建設業許可に影響を及ぼす違反行為とは
建設業許可を取得したのですが、先日、現場への移動中に物損事故を起こしてしまいました。
事故を起こすと、許可を取り消されるかもしれないと聞いたのですが、本当ですか?
どのような行為が、許可行政庁による監督処分の対象になるのか
国土交通省の監督処分基準に、具体的な基準が示されています。
監督処分の対象となるもの
具体的基準(国土交通省の監督処分基準 適用区分より抜粋)
(1)建設業者の業務に関する談合・贈賄等(刑法違反(競売入札妨害罪、談合罪、贈賄罪、詐欺罪)、補助金等適正化法違反、独占禁止法違反)
(2)請負契約に関する不誠実な行為
①虚偽申請
②一括下請負
③主任技術者等の不設置等
④粗雑工事等による重大な瑕疵
⑤施工体制台帳等の不作成
⑥無許可業者等との下請契約
(3)事故
①公衆危害
②工事関係者事故
(4)建設工事の施工等に関する他法令違反
①建設工事の施工等に関する法令違反
ⅰ建築基準法違反等
ⅱ廃棄物处理法違反、労働基準法違反等
ⅲ特定商取引に関する法律違反
②役員等による信用失墜行為等
ⅰ法人税法、消費税法等の税法違反
ⅱ暴力団員による不当な行為の防止等に関する法律違反(第32条の2第7項の規定を除く。)
③健康保険法違反違反、厚生年金険法違反、雇用保険法違反
(5)履行確保法違反
交通事故は、監督処分の対象となるか
交通事故となると、上記の具体的基準にある「(3)事故」もしくは「(4)建設工事の施工等に関する他法令違反②役員等による信用失墜行為等」に該当する可能性がありますが、
「(3)事故」は、建設工事の施工における事故のことで、
「(4)建設工事の施工等に関する他法令違反②役員等による信用失墜行為等」は、その対象が税法違反、暴力団員による不当な行為の防止等に関する法律違反に限定されています。
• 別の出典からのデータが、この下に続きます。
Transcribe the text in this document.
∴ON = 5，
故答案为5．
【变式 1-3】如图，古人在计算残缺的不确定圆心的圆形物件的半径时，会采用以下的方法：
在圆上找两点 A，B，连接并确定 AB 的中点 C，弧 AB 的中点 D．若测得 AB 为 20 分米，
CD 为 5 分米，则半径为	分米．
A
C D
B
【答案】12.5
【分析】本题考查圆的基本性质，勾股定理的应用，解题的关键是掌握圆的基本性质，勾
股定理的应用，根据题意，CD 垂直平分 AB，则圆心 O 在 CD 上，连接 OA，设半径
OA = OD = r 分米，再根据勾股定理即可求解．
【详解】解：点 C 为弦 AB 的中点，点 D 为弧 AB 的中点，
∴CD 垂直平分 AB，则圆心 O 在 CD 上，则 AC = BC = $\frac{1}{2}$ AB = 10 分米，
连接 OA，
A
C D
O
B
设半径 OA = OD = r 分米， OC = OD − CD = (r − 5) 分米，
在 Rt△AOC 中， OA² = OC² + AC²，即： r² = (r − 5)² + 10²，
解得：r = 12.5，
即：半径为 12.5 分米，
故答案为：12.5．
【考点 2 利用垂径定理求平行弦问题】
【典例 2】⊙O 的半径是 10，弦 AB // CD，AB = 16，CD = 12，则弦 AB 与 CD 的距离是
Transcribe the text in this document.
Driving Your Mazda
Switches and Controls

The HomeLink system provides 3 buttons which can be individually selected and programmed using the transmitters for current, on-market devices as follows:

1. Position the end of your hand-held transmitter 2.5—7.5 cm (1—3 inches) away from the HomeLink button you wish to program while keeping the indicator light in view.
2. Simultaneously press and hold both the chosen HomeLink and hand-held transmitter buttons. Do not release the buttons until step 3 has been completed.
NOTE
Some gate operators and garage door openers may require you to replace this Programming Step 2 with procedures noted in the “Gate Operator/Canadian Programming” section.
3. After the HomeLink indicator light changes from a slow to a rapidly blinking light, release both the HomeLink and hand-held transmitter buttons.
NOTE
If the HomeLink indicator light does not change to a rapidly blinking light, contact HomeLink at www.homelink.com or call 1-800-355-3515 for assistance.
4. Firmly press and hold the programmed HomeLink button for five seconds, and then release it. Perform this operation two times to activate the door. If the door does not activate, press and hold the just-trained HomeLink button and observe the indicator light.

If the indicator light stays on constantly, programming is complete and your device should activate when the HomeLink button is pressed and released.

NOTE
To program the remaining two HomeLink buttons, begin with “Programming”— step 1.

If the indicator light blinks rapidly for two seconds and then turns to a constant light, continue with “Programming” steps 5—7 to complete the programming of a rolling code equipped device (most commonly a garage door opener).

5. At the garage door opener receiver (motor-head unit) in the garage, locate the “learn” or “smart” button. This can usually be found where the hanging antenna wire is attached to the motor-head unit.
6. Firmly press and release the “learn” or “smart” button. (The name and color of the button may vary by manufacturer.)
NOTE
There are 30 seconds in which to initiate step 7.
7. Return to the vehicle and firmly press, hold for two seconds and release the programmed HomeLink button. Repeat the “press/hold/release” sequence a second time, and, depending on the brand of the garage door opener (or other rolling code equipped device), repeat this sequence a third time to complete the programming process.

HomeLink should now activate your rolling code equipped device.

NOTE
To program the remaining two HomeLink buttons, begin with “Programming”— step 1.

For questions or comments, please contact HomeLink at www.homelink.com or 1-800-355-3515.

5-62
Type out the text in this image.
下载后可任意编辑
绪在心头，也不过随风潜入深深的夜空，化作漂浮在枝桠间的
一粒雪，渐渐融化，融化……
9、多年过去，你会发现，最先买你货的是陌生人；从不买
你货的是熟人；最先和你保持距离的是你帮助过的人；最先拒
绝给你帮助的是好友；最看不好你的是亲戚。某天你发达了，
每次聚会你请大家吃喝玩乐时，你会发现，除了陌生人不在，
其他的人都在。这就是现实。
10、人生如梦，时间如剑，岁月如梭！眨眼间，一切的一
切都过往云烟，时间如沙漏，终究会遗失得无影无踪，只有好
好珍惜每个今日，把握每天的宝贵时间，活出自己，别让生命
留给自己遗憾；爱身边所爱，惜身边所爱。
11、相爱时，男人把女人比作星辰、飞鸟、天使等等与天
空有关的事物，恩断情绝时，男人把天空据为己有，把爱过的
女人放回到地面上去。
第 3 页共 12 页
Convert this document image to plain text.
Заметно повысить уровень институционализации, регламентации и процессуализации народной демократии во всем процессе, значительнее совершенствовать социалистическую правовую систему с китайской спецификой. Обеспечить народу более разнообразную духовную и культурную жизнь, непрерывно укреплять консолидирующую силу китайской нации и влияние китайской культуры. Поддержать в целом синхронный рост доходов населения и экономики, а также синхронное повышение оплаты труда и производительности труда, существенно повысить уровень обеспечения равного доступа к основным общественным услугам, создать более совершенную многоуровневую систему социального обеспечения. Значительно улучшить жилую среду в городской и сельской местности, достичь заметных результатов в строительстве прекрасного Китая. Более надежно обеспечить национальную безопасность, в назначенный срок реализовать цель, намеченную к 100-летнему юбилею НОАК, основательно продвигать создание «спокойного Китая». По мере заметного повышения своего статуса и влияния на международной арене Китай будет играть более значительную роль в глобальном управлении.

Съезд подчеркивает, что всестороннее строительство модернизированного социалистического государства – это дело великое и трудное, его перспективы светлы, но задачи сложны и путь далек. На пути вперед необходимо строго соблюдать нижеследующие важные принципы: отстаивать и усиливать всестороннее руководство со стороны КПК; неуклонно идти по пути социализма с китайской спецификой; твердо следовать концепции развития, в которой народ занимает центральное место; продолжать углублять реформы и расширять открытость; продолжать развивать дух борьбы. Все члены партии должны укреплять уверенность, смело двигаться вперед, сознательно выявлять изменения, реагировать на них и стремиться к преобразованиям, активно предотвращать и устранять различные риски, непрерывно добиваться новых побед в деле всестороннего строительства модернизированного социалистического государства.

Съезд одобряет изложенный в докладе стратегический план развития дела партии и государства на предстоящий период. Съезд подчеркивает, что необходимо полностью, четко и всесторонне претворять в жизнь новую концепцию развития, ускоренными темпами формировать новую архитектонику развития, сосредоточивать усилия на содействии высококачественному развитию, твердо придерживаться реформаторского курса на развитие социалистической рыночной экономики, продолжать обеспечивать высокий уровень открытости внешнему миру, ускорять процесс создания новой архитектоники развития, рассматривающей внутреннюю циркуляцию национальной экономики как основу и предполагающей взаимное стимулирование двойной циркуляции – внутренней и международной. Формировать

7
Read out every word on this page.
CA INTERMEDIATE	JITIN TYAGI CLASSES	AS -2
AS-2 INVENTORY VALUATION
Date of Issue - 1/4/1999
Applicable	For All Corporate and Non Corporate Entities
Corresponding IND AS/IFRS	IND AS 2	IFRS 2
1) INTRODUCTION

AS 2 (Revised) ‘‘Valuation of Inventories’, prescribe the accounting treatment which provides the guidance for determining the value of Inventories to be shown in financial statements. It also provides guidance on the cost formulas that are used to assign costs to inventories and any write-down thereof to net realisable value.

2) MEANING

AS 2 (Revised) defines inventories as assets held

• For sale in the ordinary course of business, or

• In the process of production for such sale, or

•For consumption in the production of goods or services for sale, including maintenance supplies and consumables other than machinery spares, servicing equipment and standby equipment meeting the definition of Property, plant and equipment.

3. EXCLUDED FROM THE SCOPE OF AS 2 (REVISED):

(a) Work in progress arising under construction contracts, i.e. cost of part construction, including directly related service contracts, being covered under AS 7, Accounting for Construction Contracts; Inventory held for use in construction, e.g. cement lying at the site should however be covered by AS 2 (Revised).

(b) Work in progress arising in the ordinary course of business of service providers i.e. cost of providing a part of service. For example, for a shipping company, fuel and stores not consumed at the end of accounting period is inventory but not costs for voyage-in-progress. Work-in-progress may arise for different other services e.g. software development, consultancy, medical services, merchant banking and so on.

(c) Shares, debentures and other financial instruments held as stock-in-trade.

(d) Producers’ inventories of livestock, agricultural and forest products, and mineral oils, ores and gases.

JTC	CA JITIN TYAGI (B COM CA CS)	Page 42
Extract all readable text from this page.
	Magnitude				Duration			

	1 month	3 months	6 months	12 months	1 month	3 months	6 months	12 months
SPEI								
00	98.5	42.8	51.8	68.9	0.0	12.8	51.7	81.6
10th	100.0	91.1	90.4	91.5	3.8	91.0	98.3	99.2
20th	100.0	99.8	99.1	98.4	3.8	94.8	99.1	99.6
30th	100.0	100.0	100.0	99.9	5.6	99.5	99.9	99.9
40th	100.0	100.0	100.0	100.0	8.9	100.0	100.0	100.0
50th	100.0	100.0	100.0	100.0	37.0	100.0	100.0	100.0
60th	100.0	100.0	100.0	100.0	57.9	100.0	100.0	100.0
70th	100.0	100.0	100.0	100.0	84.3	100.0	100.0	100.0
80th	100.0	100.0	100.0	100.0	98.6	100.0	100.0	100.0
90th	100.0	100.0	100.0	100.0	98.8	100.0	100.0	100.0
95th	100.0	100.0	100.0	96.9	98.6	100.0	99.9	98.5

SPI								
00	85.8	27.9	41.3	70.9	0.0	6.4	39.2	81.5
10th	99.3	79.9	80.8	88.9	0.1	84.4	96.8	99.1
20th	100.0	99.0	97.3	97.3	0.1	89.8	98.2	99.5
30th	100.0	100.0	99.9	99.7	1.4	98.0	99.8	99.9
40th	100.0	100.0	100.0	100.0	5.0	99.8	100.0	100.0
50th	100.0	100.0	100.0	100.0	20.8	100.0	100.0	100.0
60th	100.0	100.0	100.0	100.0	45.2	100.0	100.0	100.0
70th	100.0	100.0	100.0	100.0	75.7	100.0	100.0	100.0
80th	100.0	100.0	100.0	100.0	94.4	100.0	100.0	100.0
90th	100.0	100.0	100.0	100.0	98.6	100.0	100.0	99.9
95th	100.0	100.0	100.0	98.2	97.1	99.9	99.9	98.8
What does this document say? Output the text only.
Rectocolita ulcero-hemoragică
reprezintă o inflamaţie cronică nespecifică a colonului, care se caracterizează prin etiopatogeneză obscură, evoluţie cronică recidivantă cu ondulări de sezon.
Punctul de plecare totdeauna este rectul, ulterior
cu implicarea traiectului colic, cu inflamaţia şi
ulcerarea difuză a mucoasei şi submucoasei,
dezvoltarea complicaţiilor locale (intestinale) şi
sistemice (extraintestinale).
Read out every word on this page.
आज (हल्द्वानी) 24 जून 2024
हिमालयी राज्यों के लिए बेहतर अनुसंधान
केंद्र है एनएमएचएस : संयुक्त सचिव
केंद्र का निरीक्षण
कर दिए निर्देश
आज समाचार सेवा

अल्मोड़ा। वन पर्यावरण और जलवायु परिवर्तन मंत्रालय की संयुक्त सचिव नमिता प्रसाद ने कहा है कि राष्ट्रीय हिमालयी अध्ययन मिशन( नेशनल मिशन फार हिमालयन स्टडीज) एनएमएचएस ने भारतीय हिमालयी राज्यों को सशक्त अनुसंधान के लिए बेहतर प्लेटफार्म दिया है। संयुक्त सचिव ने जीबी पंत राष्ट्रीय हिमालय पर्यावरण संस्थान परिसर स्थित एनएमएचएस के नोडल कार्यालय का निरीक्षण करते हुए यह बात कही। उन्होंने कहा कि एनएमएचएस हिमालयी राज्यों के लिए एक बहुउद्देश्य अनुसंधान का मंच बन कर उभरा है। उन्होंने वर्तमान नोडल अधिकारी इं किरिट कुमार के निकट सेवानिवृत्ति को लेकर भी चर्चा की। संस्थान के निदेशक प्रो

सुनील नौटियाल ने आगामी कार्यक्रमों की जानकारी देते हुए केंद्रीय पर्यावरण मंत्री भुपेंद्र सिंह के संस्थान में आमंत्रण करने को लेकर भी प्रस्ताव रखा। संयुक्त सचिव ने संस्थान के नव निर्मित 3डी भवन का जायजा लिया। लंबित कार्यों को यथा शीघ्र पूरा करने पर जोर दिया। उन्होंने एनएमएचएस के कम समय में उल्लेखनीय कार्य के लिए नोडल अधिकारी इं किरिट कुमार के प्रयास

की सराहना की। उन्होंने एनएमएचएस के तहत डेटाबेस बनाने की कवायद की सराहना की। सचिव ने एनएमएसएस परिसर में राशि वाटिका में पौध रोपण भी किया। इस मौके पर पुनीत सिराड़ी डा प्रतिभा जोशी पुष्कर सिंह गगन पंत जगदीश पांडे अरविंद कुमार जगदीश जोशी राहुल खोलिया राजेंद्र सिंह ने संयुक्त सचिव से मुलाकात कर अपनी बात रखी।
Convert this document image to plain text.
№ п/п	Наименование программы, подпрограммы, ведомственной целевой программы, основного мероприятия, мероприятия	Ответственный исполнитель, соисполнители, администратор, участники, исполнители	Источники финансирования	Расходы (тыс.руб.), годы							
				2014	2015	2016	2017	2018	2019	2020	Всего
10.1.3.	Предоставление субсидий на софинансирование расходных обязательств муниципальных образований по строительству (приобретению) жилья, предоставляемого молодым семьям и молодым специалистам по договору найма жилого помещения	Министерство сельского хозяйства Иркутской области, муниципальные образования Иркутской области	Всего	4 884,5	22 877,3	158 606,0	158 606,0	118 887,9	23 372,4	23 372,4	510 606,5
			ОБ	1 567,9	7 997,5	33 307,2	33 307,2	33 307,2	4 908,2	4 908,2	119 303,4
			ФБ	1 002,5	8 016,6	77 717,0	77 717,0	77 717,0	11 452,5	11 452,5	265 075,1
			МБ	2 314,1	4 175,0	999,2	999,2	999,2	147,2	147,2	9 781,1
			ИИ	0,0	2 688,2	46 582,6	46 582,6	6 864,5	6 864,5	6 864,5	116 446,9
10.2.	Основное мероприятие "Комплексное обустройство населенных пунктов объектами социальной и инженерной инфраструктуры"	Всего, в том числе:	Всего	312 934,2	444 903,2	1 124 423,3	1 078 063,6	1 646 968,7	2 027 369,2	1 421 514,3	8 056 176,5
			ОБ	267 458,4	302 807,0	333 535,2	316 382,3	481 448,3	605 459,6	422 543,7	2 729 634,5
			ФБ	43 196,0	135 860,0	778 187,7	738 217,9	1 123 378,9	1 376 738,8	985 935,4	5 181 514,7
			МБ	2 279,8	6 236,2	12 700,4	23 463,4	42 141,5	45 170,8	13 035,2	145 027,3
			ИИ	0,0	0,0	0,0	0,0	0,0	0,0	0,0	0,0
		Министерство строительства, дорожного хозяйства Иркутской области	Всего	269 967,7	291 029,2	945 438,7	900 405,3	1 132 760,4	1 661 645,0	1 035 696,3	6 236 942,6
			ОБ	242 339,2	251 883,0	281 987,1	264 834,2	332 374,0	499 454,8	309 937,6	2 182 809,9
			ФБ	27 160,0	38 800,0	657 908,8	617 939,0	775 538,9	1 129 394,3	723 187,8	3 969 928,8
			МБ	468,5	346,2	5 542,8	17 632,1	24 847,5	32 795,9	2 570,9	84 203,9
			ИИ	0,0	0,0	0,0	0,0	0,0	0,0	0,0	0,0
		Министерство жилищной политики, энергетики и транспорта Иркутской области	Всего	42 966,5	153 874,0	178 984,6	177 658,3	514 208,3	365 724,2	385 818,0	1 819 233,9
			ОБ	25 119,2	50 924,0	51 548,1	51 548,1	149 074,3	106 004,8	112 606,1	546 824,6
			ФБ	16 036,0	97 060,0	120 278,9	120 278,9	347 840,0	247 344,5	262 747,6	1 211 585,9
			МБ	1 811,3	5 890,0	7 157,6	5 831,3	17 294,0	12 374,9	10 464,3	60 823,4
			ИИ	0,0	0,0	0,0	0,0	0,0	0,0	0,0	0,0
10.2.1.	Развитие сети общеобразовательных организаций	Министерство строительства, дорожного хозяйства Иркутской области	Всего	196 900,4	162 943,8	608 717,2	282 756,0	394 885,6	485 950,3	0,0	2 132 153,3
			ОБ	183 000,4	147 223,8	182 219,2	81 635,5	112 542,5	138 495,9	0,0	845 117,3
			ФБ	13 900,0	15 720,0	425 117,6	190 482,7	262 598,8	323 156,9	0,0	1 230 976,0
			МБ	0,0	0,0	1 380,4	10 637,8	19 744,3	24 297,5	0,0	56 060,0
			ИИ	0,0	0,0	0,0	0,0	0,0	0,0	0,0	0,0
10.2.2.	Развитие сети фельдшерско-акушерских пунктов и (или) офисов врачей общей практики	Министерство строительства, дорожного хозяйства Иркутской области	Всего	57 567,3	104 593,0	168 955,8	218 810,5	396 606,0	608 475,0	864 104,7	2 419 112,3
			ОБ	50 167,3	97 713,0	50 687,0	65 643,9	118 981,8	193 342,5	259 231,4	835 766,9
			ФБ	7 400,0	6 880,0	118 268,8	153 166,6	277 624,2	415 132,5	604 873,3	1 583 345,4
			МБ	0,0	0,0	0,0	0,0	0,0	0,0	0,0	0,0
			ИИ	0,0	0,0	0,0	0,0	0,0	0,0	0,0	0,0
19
とすると、監督処分基準を見る限りでは、役員が交通事故を起こしただけでは、許可行政庁の監督処分の対象にはならないように思えます。
もうひとつ、建設業法にも「欠格要件」がある
建設業許可の欠格要件
一方で、建設業許可について定めている建設業法という法律があって、そこには、建設業許可の要件として「欠格要件」に該当していないこと、と定められています。
つまり、建設業許可を申請する時点で、この欠格要件に該当していると、建設業許可を受けることができません。
また、建設業許可を受けたあとで欠格要件に該当することになると、許可は取り消されることになります。
役員が交通事故を起こした場合は、この欠格要件に該当することになり、許可は取り消される可能性があります。
ただ、欠格要件として「交通事故を起こすと許可を取り消す」と書かれている訳ではありません。
交通事故を起こしたことが欠格要件に該当するのは、「(7)禁錮以上の刑に処せられ、その刑の執行を終わり、又はその刑の執行を受けることがなくなった日から5年を経過しない者」というものにあてはまる場合です。
交通事故は、刑法及び自動車の運転により人を死傷させる行為等の処罰に関する法律(自動車運転処罰法)などによってその刑罰が規定されているのですが、役員が交通事故を起こしたことで、これらの法律によって禁固以上の刑に処せられると、欠格要件に該当し、その結果として、許可が取り消されることとなります。
交通事故を起こしてしまうと、どのようなものでも許可の取り消しになるのか
「禁固以上の刑」とは
交通事故には、「人身事故」と「物損事故」があり、そのうち刑罰の対象となっているのは、ほとんどが「人身事故」です。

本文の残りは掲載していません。